Message from Spurrier

Further to his bicycle accident, British wine writer Steven Spurrier would like to thank everyone who has sent him cards and best wishes and reports: “I'm back all in one piece, taking it easy for the next couple of months, but looking forward to wearing the fine silver helmet that Decanter sent me once I'm back on the bike!

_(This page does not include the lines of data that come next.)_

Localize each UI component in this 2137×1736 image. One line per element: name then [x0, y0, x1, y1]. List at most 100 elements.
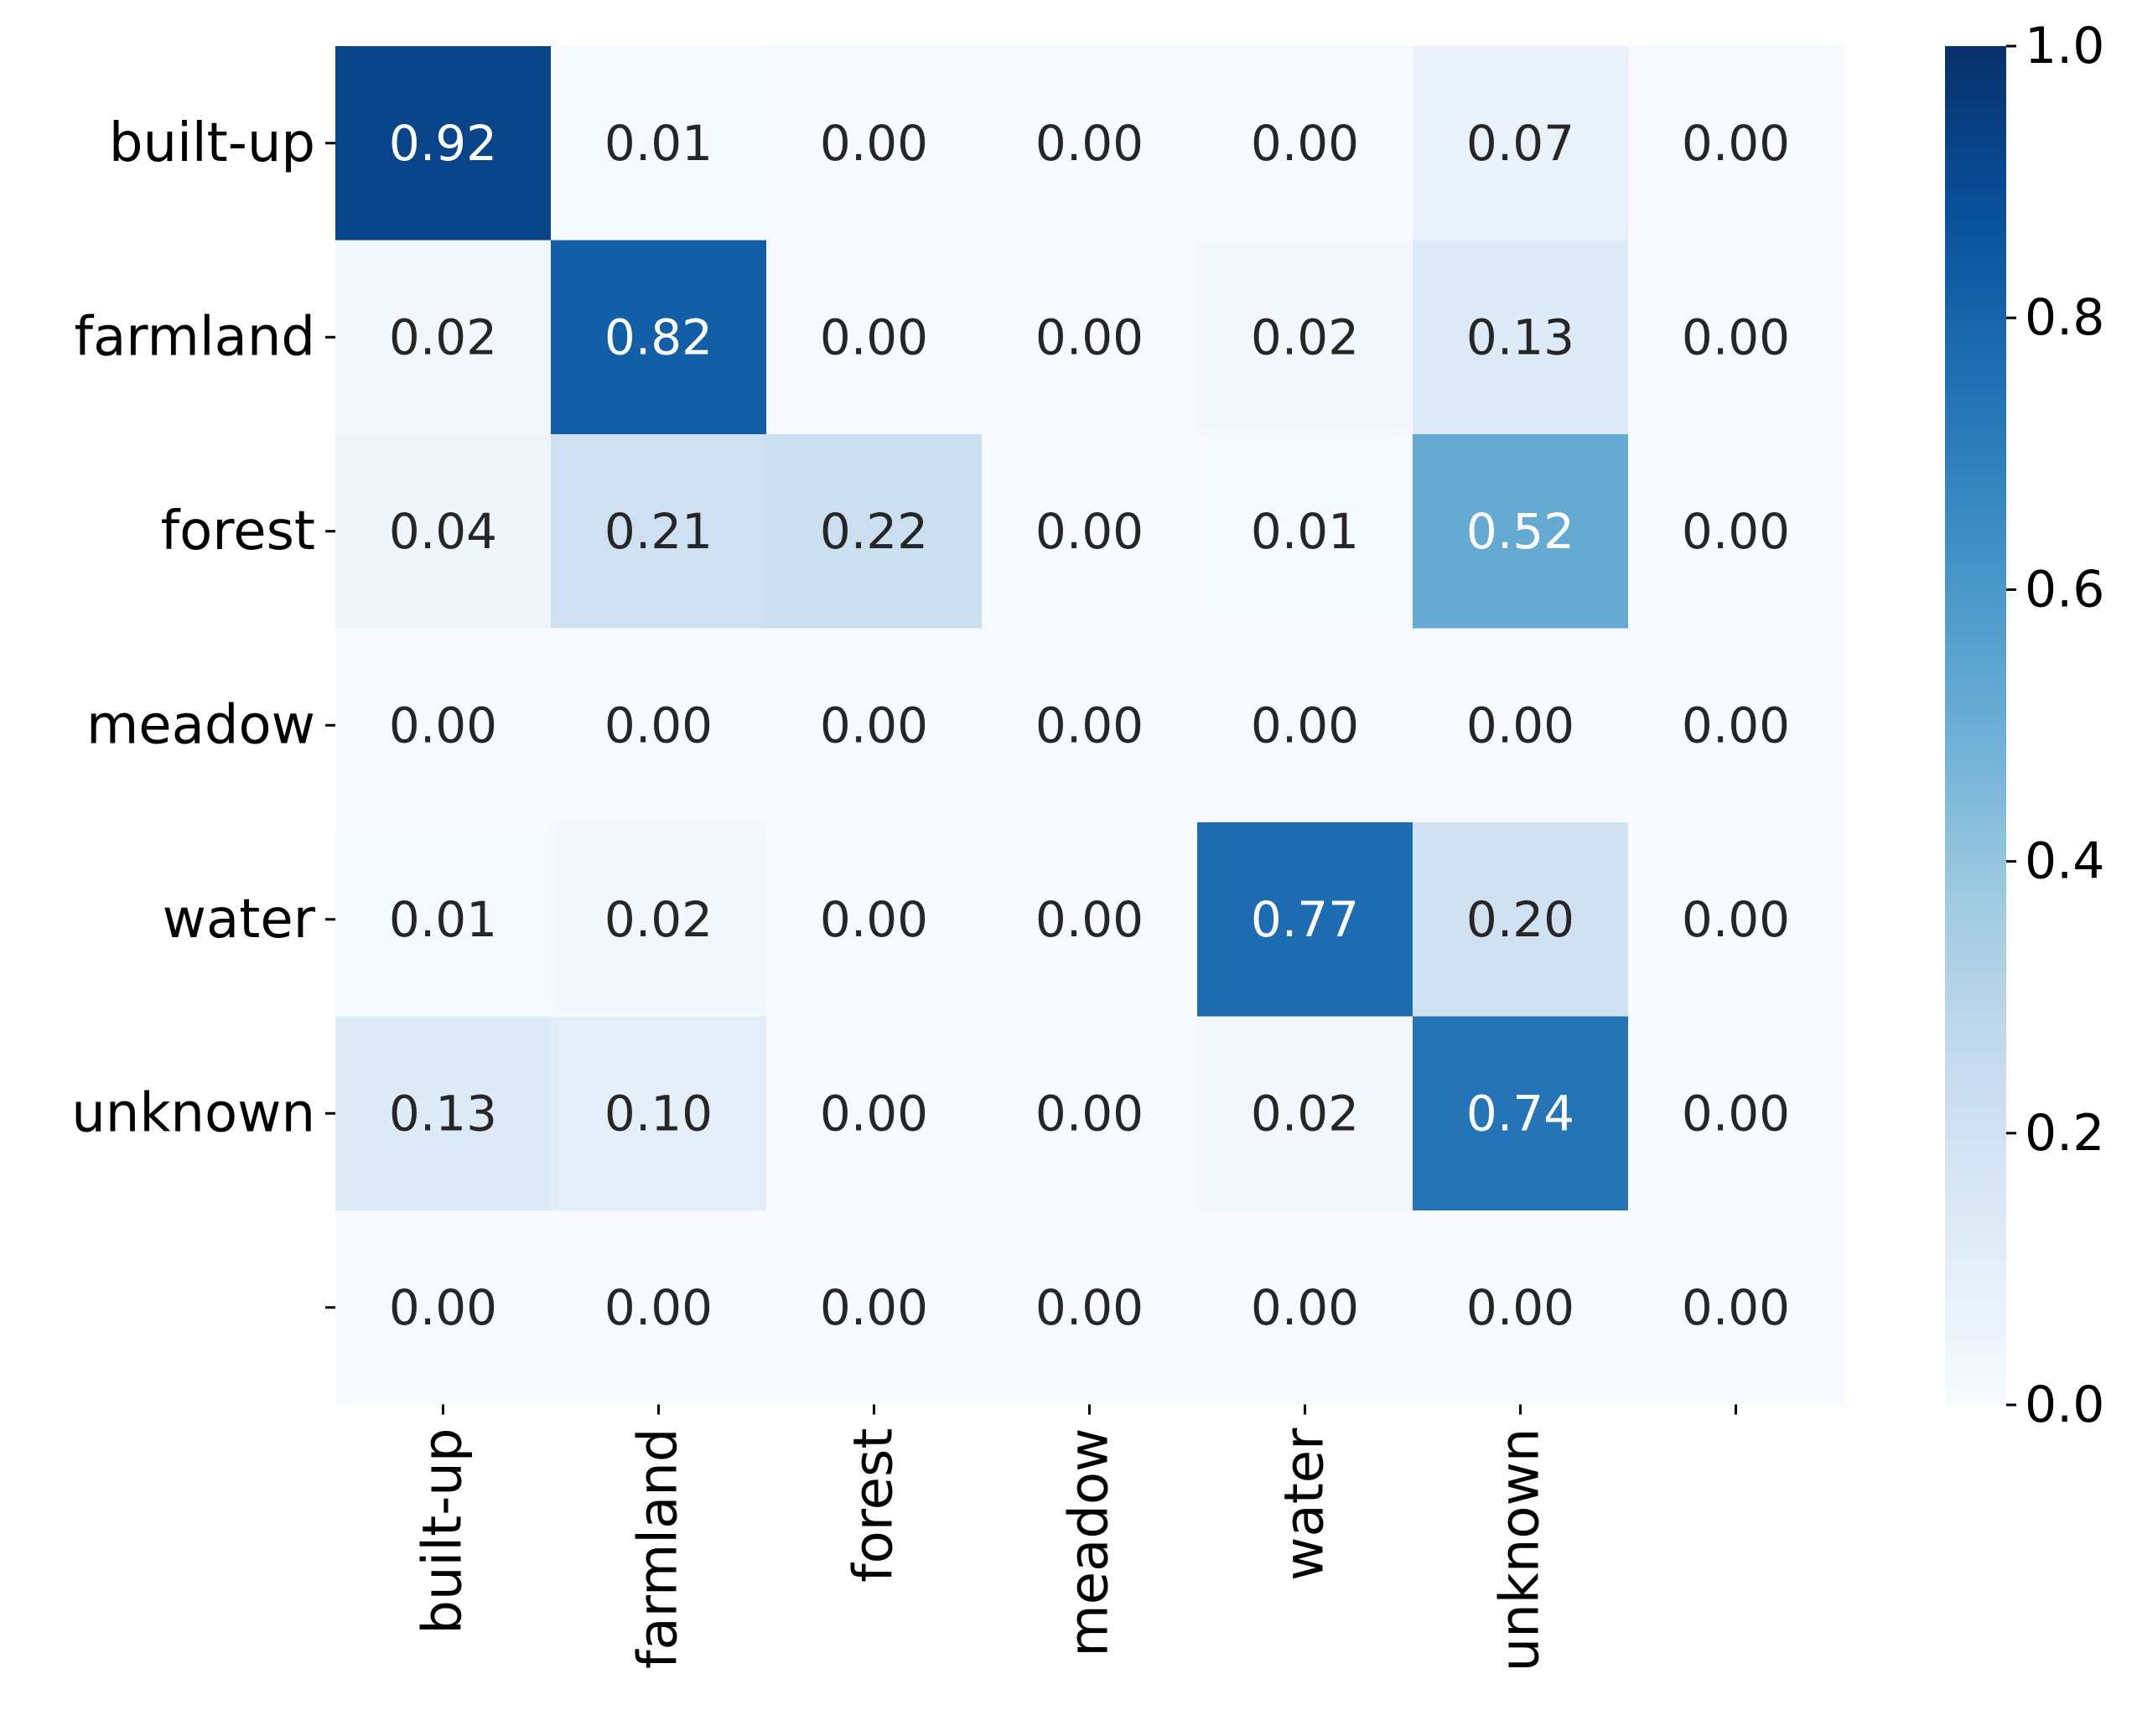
cell-value-label: 0.00 — [1682, 697, 1790, 754]
heatmap-cell — [551, 822, 767, 1018]
cell-value-label: 0.00 — [1035, 115, 1144, 172]
cell-value-label: 0.00 — [1035, 1085, 1144, 1142]
heatmap-cell — [1628, 1210, 1844, 1406]
heatmap-cell — [766, 434, 983, 630]
heatmap-cell — [551, 628, 767, 823]
colorbar: 0.0 0.2 0.4 0.6 0.8 1.0 — [1945, 17, 2104, 1434]
cell-value-label: 0.00 — [1035, 503, 1144, 560]
heatmap-cell — [1413, 434, 1629, 630]
cell-value-label: 0.00 — [1251, 115, 1359, 172]
cell-value-label: 0.00 — [1682, 891, 1790, 948]
heatmap-cell — [1413, 1210, 1629, 1406]
cell-value-label: 0.13 — [389, 1085, 497, 1142]
colorbar-tick-label: 0.2 — [2025, 1104, 2104, 1163]
heatmap-cell — [1197, 628, 1413, 823]
heatmap-cell — [335, 1210, 552, 1406]
x-tick-label: farmland — [628, 1428, 690, 1669]
heatmap-cell — [335, 1016, 552, 1211]
cell-value-label: 0.02 — [389, 308, 497, 365]
cell-value-label: 0.00 — [1682, 1279, 1790, 1336]
cell-value-label: 0.00 — [1682, 308, 1790, 365]
cell-value-label: 0.00 — [1682, 115, 1790, 172]
heatmap-cell — [335, 46, 552, 241]
cell-value-label: 0.00 — [389, 697, 497, 754]
heatmap-cells — [335, 46, 1844, 1406]
heatmap-cell — [1197, 434, 1413, 630]
y-tick-label: farmland — [75, 306, 315, 368]
cell-value-label: 0.00 — [604, 1279, 713, 1336]
cell-value-label: 0.04 — [389, 503, 497, 560]
heatmap-cell — [766, 822, 983, 1018]
heatmap-cell — [1197, 1210, 1413, 1406]
cell-value-label: 0.52 — [1466, 503, 1574, 560]
cell-value-label: 0.02 — [1251, 1085, 1359, 1142]
cell-value-label: 0.00 — [820, 308, 928, 365]
y-tick-label: built-up — [109, 112, 315, 174]
cell-value-label: 0.01 — [389, 891, 497, 948]
cell-value-label: 0.00 — [1035, 697, 1144, 754]
cell-value-label: 0.21 — [604, 503, 713, 560]
x-tick-label: water — [1274, 1428, 1336, 1581]
cell-value-label: 0.00 — [820, 1085, 928, 1142]
heatmap-cell — [1197, 1016, 1413, 1211]
x-tick-label: built-up — [412, 1428, 475, 1635]
cell-value-label: 0.74 — [1466, 1085, 1574, 1142]
cell-value-label: 0.00 — [1466, 697, 1574, 754]
y-tick-label: water — [163, 889, 316, 951]
heatmap-cell — [551, 434, 767, 630]
y-axis: built-up farmland forest meadow water unknown — [71, 112, 335, 1309]
heatmap-cell — [335, 434, 552, 630]
cell-value-label: 0.00 — [1251, 697, 1359, 754]
cell-value-label: 0.00 — [389, 1279, 497, 1336]
heatmap-cell — [766, 1210, 983, 1406]
cell-value-label: 0.00 — [820, 697, 928, 754]
cell-value-label: 0.01 — [1251, 503, 1359, 560]
cell-value-label: 0.00 — [604, 697, 713, 754]
cell-value-label: 0.92 — [389, 115, 497, 172]
cell-value-label: 0.00 — [1035, 308, 1144, 365]
heatmap-cell — [1413, 46, 1629, 241]
y-tick-label: forest — [161, 500, 315, 562]
heatmap-cell — [551, 46, 767, 241]
colorbar-tick-label: 0.8 — [2025, 288, 2104, 347]
cell-value-label: 0.10 — [604, 1085, 713, 1142]
heatmap-cell — [1628, 46, 1844, 241]
heatmap-cell — [982, 1210, 1198, 1406]
heatmap-cell — [1628, 240, 1844, 435]
colorbar-tick-label: 0.6 — [2025, 560, 2104, 619]
cell-value-label: 0.00 — [820, 891, 928, 948]
heatmap-cell — [766, 628, 983, 823]
heatmap-cell — [1413, 240, 1629, 435]
y-tick-label: meadow — [86, 694, 315, 756]
heatmap-cell — [982, 434, 1198, 630]
heatmap-cell — [551, 1210, 767, 1406]
heatmap-cell — [1628, 628, 1844, 823]
heatmap-cell — [982, 628, 1198, 823]
x-axis: built-up farmland forest meadow water unknown — [412, 1404, 1737, 1671]
heatmap-cell — [335, 822, 552, 1018]
x-tick-label: meadow — [1059, 1428, 1121, 1657]
cell-value-label: 0.02 — [604, 891, 713, 948]
heatmap-cell — [982, 1016, 1198, 1211]
cell-value-label: 0.00 — [1035, 891, 1144, 948]
heatmap-cell — [1197, 240, 1413, 435]
heatmap-cell — [982, 822, 1198, 1018]
heatmap-cell — [1628, 434, 1844, 630]
cell-value-label: 0.00 — [1682, 503, 1790, 560]
heatmap-cell — [766, 1016, 983, 1211]
heatmap-cell — [551, 1016, 767, 1211]
y-tick-label: unknown — [71, 1082, 315, 1144]
heatmap-cell — [335, 240, 552, 435]
cell-value-labels: 0.92 0.01 0.00 0.00 0.00 0.07 0.00 0.02 0.82 0.00… — [389, 115, 1790, 1336]
cell-value-label: 0.00 — [820, 1279, 928, 1336]
cell-value-label: 0.00 — [1466, 1279, 1574, 1336]
cell-value-label: 0.00 — [820, 115, 928, 172]
heatmap-cell — [1197, 822, 1413, 1018]
heatmap-cell — [982, 46, 1198, 241]
x-tick-label: forest — [843, 1428, 905, 1583]
cell-value-label: 0.22 — [820, 503, 928, 560]
cell-value-label: 0.77 — [1251, 891, 1359, 948]
heatmap-cell — [766, 240, 983, 435]
cell-value-label: 0.00 — [1251, 1279, 1359, 1336]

Spurrier is recuperating at the family farm in Dorset and said last Friday, "The key thing is Bride Valley Brut and the Boisset et Cie boys, including vineplanters this time around, are arriving for their third visit in about an hour.  They have asked us to have digging machinery on hand to cut swathes out of the slopes in front of their very eyes.  If it all goes ahead – they plan to plant 12 hectares at 5,000 vines per hectare in the spring out of a possible 30 on Bella's farm and they hope to rent as much across the Bride Valley to get to a total production of 400,000+ bottles.  The barns that are in the lower centre of the farm, ie surrounded by vines if it goes ahead, they say are perfect for a winery.  The first bottles commercialised will be in 2014, 60 years since I joined the wine trade, another reason (I hope) for a celebration.”
 
Sarah Kemp, publisher of Decanter, has also given her long-standing columnist Michael Broadbent MW, another keen cyclist, a special Decanter helmet.
 
Steven reckons that it was a Decanter reader who recognised him as he lay unconscious outside the Victoria & Albert museum after having been knocked off his bike at the beginning of last month.

I also saw Tim Johnston (ex Willi's Wine Bar now Juveniles in Paris) recently and am able to report that he is recovering very well from his recent stroke. He's going in to Juveniles three lunchtimes a week, finding that a little tiring, unsurprisingly, but making formidable progress.